Así, una vez señaladas las precisiones sobre lo que implica ser anciano o anciana en una sociedad y cultura determinadas, y además en virtud de la posición económica y de género que se tenga en ellas, De Beauvoir regresa a la anécdota de Buda que abre su voluminoso tratado sobre la vejez: tal como el joven que estaba destinado a ser El iluminado, al toparse en la calle con un viejo decrépito y pordiosero, comprendió que él y el resto de la sociedad pecaban de ingenuos al no advertir que ese es el destino que aguarda a todos; la filósofa advierte que si las últimas décadas de vida de un hombre, éste termina por ser un desecho, esto habla del fracaso de nuestras sociedades y nuestra civilización, pues nos evadimos y no reconocemos que hacia allá vamos todos, y además nos deslindamos de la discriminación y el trato inhumano que reciben las ancianas y los ancianos.

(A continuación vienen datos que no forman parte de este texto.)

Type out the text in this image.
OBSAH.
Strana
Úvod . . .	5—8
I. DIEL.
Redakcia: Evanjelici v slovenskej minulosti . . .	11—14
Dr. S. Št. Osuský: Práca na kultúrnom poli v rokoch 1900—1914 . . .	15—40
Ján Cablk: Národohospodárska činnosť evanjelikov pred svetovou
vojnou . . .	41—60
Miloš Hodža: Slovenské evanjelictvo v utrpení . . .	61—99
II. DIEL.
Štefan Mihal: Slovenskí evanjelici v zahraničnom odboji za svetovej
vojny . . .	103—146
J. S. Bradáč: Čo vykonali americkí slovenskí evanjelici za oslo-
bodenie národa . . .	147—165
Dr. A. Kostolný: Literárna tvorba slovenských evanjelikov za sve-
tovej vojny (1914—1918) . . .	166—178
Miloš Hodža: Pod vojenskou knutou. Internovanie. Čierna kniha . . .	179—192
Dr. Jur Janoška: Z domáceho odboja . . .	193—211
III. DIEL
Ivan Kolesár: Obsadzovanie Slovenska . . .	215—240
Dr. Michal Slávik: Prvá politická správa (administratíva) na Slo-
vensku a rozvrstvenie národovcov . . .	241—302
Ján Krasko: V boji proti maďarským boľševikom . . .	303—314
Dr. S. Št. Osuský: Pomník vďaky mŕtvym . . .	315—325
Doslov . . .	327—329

La cuestión es bastante vieja, me dirán, pero pensemos si no es precisamente por “vieja” que la seguimos ignorando sin más. Simone de Beauvoir cierra las páginas de La vejez enunciando una tarea: “Cuando se ha comprendido lo que es la condición de los viejos no es posible conformarse con reclamar una ‘política de la vejez’ más generosa, un aumento de las pensiones, alojamientos sanos, ocios organizados. Todo el sistema es lo que está en juego y la reivindicación no puede sino ser radical: cambiar la vida”. El sistema, nos lo han dicho ya las estudiosas del feminismo, es patriarcal y en él, las vidas que siempre están en juego sin importar condición social o edad, son las vidas de las mujeres. Cambiar la vida implica entonces cambiar el modo como concebimos el trayecto vital de las personas, comprender que vivir es envejecer, y transformar también las condiciones materiales de nuestros trayectos vitales: hacer posible un mundo donde el valor de las personas no esté condicionado por su capacidad de producir y consumir, donde el valor de las mujeres no esté condicionado por lo que deben ser para los hombres y por tanto, no esté condicionado por su edad.